Значительную роль в религии критян играл культ быка, отголоски которого сохранились в мифе о Минотавре. На фресках, каменных и глиняных сосудах часто встречаются изображения игр с быками, в которых юноши и девушки проявляли свою смелость и ловкость. Древнейшие изображения этих игр относятся еще к XXII ст. до Р.Х. (24, с. 99.) Сам культ быка типологически очень близок к аналогичным культам в культурах Синташта Южного Зауралья и Чатал-Гююк Анатолии (26, с. 61).
Спустя два столетия после прихода пеласгов, в XX ст. до Р.Х. в Эгеиде появляется вторая волна переселенцев. Вскоре в XIX ст. до Р.Х. другая ветвь этой волны появляется и на западном побережье Малой Азии. В хеттских документах район их расселения именуется страной Лукка, а в исторической науке принято пользоваться определением Троада – по названию гомеровской Трои.
В отличие от пеласгов, пришедших в Грецию и на Крит морем откуда-то с востока, вторая волна (ахейцы и троянцы) появилась в Эгеиде со стороны Северных Балкан и не характеризовалась столь высоким уровнем культурного развития. В самой Греции ахейцы располагают свои селения внутри страны, в удаленных от моря местах, предпочитая земледелие и скотоводство морскому делу. Им уже приходится серьезно заботиться о собственной безопасности и укреплять свои зарождающиеся города оборонительными сооружениями. Сама культура ахейцев, наполненная воинственностью, резко контрастирует с миролюбивостью критского искусства и полным отсутствием в нём военной тематики.
В течении нескольких последующих столетий ахейцы и пеласги мирно сосуществуют рядом, между ними не происходит каких-либо заметных столкновений. И может быть еще не скоро ахейцы достигли культурного уровня Крита, если бы не коренные перемены, произошедшие в развитии Ахейской Греции и связанные с появлением на Южных Балканах третьей волны переселенцев.
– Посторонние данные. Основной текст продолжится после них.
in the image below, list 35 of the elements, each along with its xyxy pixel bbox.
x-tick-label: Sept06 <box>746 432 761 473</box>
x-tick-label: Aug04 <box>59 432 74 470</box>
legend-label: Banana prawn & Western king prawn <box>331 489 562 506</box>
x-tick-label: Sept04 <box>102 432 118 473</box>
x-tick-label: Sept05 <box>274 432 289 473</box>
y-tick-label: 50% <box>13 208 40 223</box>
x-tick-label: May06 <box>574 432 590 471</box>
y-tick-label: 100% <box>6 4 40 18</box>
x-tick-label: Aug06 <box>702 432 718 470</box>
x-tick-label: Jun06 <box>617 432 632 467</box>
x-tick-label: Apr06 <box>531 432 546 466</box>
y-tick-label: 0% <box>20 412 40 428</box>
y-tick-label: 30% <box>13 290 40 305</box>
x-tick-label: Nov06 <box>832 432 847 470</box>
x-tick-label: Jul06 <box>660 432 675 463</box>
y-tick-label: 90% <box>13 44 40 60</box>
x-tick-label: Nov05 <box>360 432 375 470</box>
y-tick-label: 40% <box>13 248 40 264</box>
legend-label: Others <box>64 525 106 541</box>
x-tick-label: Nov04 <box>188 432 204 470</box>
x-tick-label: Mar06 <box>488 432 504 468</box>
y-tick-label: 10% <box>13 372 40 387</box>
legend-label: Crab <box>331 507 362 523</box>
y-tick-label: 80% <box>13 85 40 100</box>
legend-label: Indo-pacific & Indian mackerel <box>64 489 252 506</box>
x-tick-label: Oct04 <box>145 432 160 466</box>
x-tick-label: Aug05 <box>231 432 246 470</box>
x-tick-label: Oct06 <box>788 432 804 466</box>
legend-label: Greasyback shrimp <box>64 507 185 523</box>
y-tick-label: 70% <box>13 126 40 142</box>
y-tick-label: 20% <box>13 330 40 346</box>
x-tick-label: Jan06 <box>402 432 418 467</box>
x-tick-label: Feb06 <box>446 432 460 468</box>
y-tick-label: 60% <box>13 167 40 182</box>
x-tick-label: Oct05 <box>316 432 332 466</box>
За тысячи километров от Эгейского моря, в степях Южного Урала и Юго-Западной Сибири в XVIII ст. до Р.Х. таинственным образом появляется высокоразвитая культура Синташта, названная так по первому открытому археологами поселению этой культуры.
Синташта состояла из нескольких десятков селений-протогородов, представлявших собой крепости с заранее спланированной системой обороны, двухэтажными домами и единой системой отвода дождевой воды. Население этих городов, среди которых наилучшим образом сохранился Аркаим, владело исключительным уровнем металлургического мастерства. Прямо в домах были вырыты колодцы, благодаря чему для выплавки металла использовалась естественная тяга, а не трудоёмкие меха.
Но вот в XVI ст до Р.Х. культура Синташта
неожиданно прекращает своё существование.
Население снимается с
Снявшиеся с места синташтинцы берут курс на запад. Перевалив через Урал, они разделяются на две части. Часть их поворачивает на север, в сторону Камы и ''растворяется'' в северных лесах Восточной Европы. Свидетельства её пребывания где-то в приполярье мы обнаруживаем в сказаниях античных авторов о гипербореях. А историк раннего средневековья Павсаний (XI в.) даже пишет, что храм Апполона в Дельфах был основан прибывшими сюда гиперборейцами, один из которых по имени Олен стал первым дельфийским жрецом. (Также см.: 19.)